When I was twenty-one!
I never had lots o' money,
but I always had lots of fun!
The words rollick. The little Scot prances and taps them out with his cane as he sings. Two plump, white knees twinkle below his kilt, and the Puckish smile of Sir Harry Lauder becomes as irresistible as the merry light in his grey eyes. Soon one more audience has succumbed to Scottish magic and is lilting the chorus joyously:
Oh, I was a har-r-rum sear-r-rum!
And my courtin' days begun
On the ver-r-ra, ver-r-ra, ver-r-ra NICHT!

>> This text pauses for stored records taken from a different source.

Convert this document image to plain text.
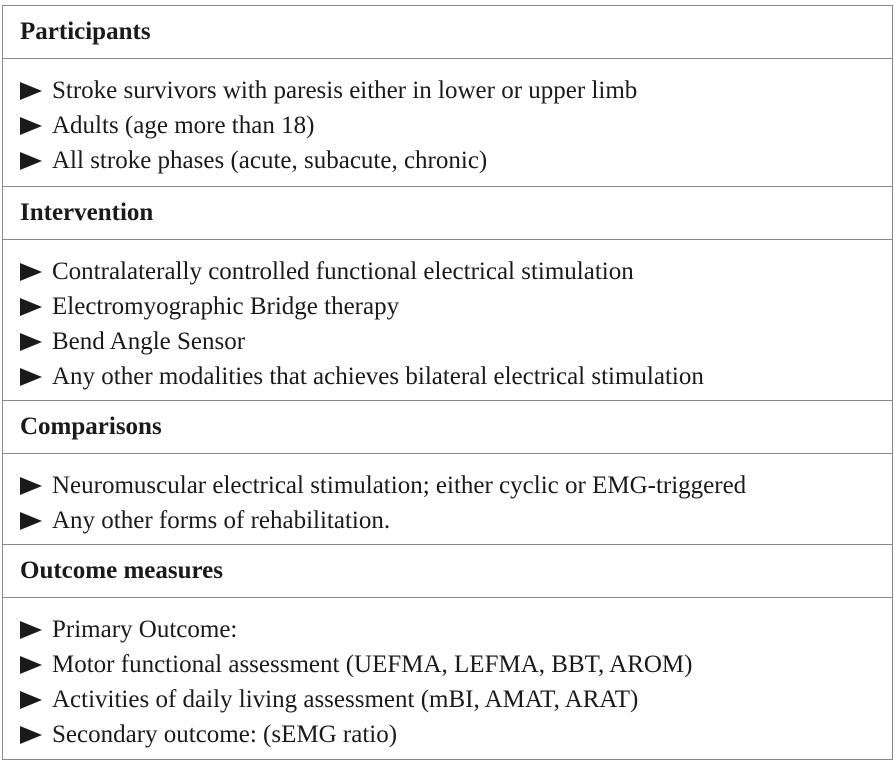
Participants
Stroke survivors with paresis either in lower or upper limb
Adults (age more than 18)
All stroke phases (acute, subacute, chronic)
Intervention
Contralaterally controlled functional electrical stimulation
Electromyographic Bridge therapy
Bend Angle Sensor
Any other modalities that achieves bilateral electrical stimulation
Comparisons
Neuromuscular electrical stimulation; either cyclic or EMG-triggered
Any other forms of rehabilitation.
Outcome measures
Primary Outcome:
Motor functional assessment (UEFMA, LEFMA, BBT, AROM)
Activities of daily living assessment (mBI, AMAT, ARAT)
Secondary outcome: (sEMG ratio)
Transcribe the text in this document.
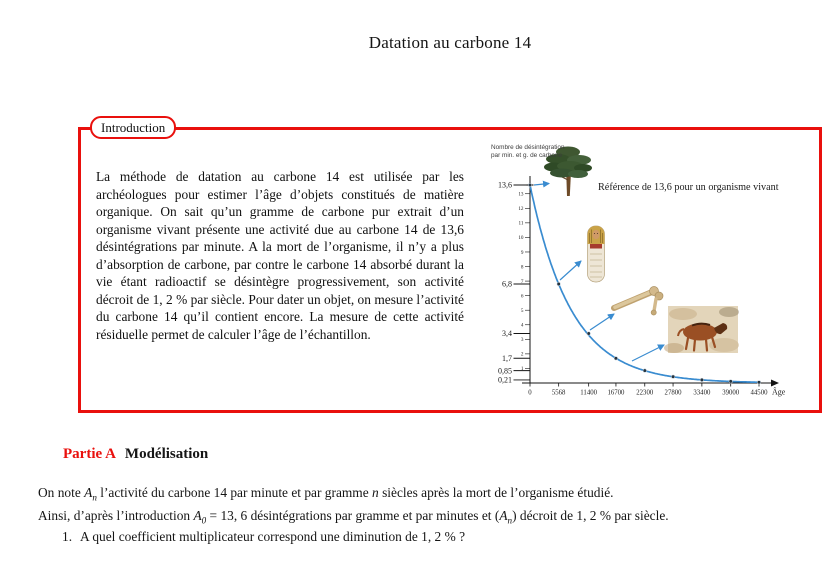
Datation au carbone 14
Introduction
La méthode de datation au carbone 14 est utilisée par les archéologues pour estimer l’âge d’objets constitués de matière organique. On sait qu’un gramme de carbone pur extrait d’un organisme vivant présente une activité due au carbone 14 de 13,6 désintégrations par minute. A la mort de l’organisme, il n’y a plus d’absorption de carbone, par contre le carbone 14 absorbé durant la vie étant radioactif se désintègre progressivement, son activité décroit de 1, 2 % par siècle. Pour dater un objet, on mesure l’activité du carbone 14 qu’il contient encore. La mesure de cette activité résiduelle permet de calculer l’âge de l’échantillon.
1
2
3
4
5
6
7
8
9
10
11
12
13
13,6
6,8
3,4
1,7
0,85
0,21
0	5568 11400 16700 22300 27800 33400 39000 44500
Nombre de désintégration
par min. et g. de carbone
Référence de 13,6 pour un organisme vivant
Âge
Partie A Modélisation
On note $A_n$ l’activité du carbone 14 par minute et par gramme n siècles après la mort de l’organisme étudié.
Ainsi, d’après l’introduction $A_0 = 13$, 6 désintégrations par gramme et par minutes et $(A_n)$ décroit de 1, 2 % par siècle.
1. A quel coefficient multiplicateur correspond une diminution de 1, 2 % ?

When I was twenty-one. . . .
Could any man who has joined with Sir Harry Lauder in such a chorus shake off the spell sufficiently to speak ill of him ? Sir Harry's friends would doubtless deny the possiblility; but in Edinburgh last week at a meeting of the Town Council, Mr. Councilman Gilzean struck the table a blow with his doubled fist and shouted:
". . . I say that no man has done more to bring Scotch songs into contempt than Harry Lauder! . . ."

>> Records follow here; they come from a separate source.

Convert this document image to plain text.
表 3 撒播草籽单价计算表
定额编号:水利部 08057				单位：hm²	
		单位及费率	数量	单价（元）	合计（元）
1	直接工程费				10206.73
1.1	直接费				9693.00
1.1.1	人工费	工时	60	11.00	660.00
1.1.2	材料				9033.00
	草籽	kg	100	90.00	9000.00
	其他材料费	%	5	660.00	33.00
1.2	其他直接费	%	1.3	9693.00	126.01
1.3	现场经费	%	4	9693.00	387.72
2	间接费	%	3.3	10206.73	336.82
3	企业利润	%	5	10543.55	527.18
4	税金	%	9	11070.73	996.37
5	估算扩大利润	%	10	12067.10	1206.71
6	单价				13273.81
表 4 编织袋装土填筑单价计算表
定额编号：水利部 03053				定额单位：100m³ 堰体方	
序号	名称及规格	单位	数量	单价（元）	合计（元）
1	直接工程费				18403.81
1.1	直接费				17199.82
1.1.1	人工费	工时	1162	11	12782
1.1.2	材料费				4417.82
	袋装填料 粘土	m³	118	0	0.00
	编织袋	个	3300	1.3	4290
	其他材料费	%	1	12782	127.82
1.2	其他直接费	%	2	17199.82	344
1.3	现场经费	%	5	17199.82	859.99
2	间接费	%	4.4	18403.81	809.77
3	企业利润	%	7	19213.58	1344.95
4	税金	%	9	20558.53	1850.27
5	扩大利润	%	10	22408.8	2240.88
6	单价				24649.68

The Council has been debating whether to confer "The Freedom of the City" on Sir Harry, and had heard several councilmen wax unetuous over his morale work during the World War, not forgetting to add that "his only son lies buried in a hero's grave."

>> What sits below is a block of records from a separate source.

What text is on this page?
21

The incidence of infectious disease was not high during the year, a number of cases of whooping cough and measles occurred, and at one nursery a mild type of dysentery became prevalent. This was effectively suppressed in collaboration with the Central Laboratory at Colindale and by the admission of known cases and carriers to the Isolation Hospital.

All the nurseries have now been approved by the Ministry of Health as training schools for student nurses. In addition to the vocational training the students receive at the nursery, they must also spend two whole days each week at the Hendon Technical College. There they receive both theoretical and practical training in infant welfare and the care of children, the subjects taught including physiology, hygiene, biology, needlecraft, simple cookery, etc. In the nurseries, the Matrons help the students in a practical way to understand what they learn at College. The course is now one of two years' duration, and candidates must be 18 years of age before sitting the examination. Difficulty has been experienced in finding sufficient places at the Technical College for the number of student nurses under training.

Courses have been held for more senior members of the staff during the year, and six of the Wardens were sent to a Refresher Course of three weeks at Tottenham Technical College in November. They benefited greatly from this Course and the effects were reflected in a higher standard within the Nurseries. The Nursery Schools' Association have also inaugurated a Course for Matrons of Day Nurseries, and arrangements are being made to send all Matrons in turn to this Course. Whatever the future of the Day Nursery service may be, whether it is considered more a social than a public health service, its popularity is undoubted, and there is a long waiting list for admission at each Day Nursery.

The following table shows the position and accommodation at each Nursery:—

Mr. Gilzean roundly said that Sir Harry Lauder has not only debased and vulgarized the songs of his country; but that "he portrays a type of Scotchman not found in the heavens above, on the earth beneath, or in waters under the earth." Waxing emphatic, Councilman Gilzean cried: "If that type of Scotchman ever went about Scotland in the flesh, we would pack him off to an asylum!"
Since many people do find Sir Harry Lauder's performances wholly or in part distasteful, what are his obnoxious points? Partial list: 1) His habit of performing character sketches between his songs in which the "character" is supposed to be, for example, an idiot boy who constantly wipes his nose with gusto on a homespun sleeve; 2) Sir Harry's habit of "forcing" new songs written by himself (and for sale in the lobby) on an audience which gives vocal and unmistakable signs that it wants chiefly his "old favorites"; 3) the extreme conceit and cocksureness with which Sir Harry presumes to address his audiences, a mannerism which delights some proletarian* hearers, but causes many sturdy citizens quietly to withdraw; 4) the primitive range and calibre of Sir Harry's voice, which, while it is the very touchstone of his magic, also bears testimony at every note to his oft repeated boast: "I've never done anything for my voice but smoke and drink when I felt so inclined."
No doubt the Town Councilmen at Edinburgh are as fit to judge Sir Harry as any men alive, and their final verdict last week, was to decree that he shall receive the Freedom of the City. They know that Sir Harry has at least earned what is his. They know that as a boy of eleven he spent twelve hours a day combing flax for two shillings and a penny per week (60-c-). They know that he was working as a coal miner in 1894 and earning only seven shillings and sixpence an evening extra when he went out to sing in some seamen's tavern or cheap music hall. "When his antecedents are allowed for, the alleged 'vulgarity,' 'stinginess' and 'conceit' of Sir Harry Lauder cannot weigh much in the scale against him."
Two days after the Town Council had acted, in Edinburgh, a telegraph instrument began to click at Dunoon, Scotland. Soon the Councilmen were scanning newspapers which made them feel that their favorable decision had barely saved the Council on the brink of a horrible misstep. They read that there had died in Dunoon, after an operation at first pronounced "successful," the universally esteemed Lady Lauder.
Annie Vallance was the daughter of one of Harry Lauder's first employers. He has said: "I began going with Annie when I was 14 (and she 12)." Said he, proposing, "Annie, if y'll marry me, I'll make you a Lady some day." Said she to her coal-miner suitor, "I'll have you anyway, Harry, Lady or no Lady."
Thirty-seven years has been the span of their married life, and for eight years they have been Knight and Lady. Meanwhile all the world has learned to carol a song which Sir Harry is believed to have written during his courting days:
Oh, I love a lassie,
A bonny, bonny lassie!
She's as pure as the lily in the dell!
She's as sweet as the heather,
The bonny bloomin' heather!
Mary, ma Scotch blue bell.
*Cicero defined a "proletarin (Latin Proletarius) as "a citizen fo the lowest class who serves the state only by being a father of children."